Mr. PINK: What unions need to do and what many workers in this economy are crying out for are a place to learn new skills, a place to get health insurance and other types of benefits, a place to meet other people in your profession. And so that's what the building trades unions do. That's what the entertainment unions do. To a large extent, that's what the--the sports unions do. And so what I sort of had this moment in--in Terre Haute, Indiana, of all places, having visited the Eugene V. Debs Home, this great labor leader who ran for president, and also staying at the Larry Bird Motel--Larry Bird is from--Larry Bird went to college in Terre Haute, Indiana--in professional basketball labor negotiations, there's something called a Larry Bird exception, where c--where teams in--in--in--in the NBA there's a salary cap.
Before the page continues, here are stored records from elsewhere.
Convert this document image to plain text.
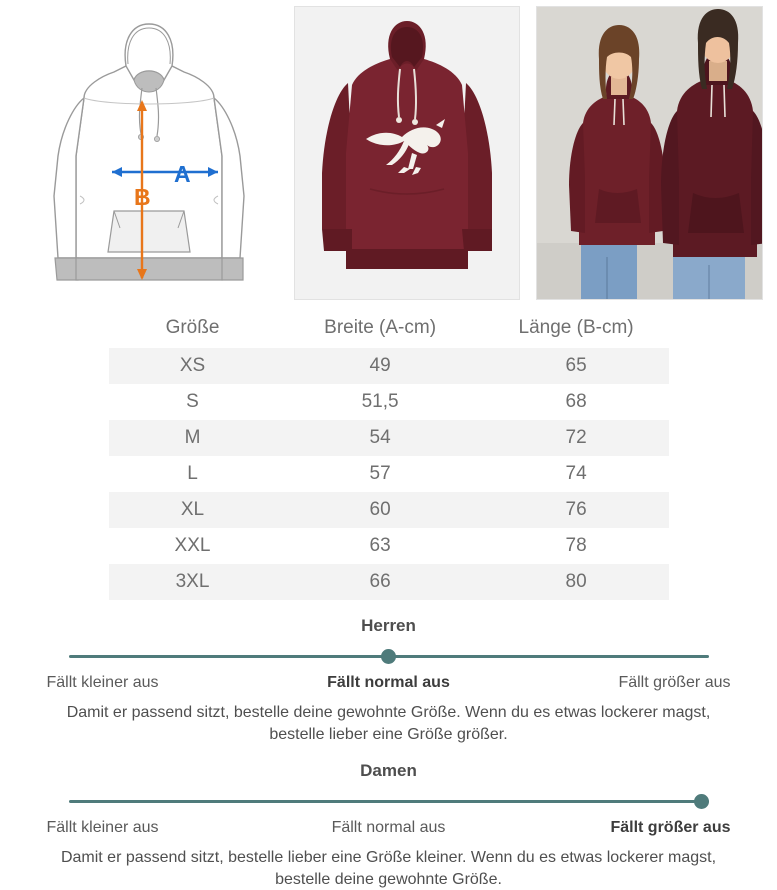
A
B
Größe	Breite (A-cm)	Länge (B-cm)
XS	49	65
S	51,5	68
M	54	72
L	57	74
XL	60	76
XXL	63	78
3XL	66	80
Herren
Fällt kleiner aus	Fällt normal aus	Fällt größer aus
Damit er passend sitzt, bestelle deine gewohnte Größe. Wenn du es etwas lockerer magst, bestelle lieber eine Größe größer.
Damen
Fällt kleiner aus	Fällt normal aus	Fällt größer aus
Damit er passend sitzt, bestelle lieber eine Größe kleiner. Wenn du es etwas lockerer magst, bestelle deine gewohnte Größe.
Teams can only pay a certain amount of money for all their players. If they want to hire a free agent, they can't bust that salary cap. But they can keep one of their own players and bust the salary cap. That's known as the Larry Bird exception.

And what I realized is that more and more work is actually becoming this kind of AFL-CIO/NBA type arrangement so that I think the unions of the future, the worker groups of the future are gonna be very much like the sports unions; that is, they're going to have a union that sets a--a minimum, maybe a salary minimum, basic working conditions. And then beyond that, people are going to be represented by agents. More and more--something like 5 percent of workers who earn more than $75,000 a year are represented by talent agents.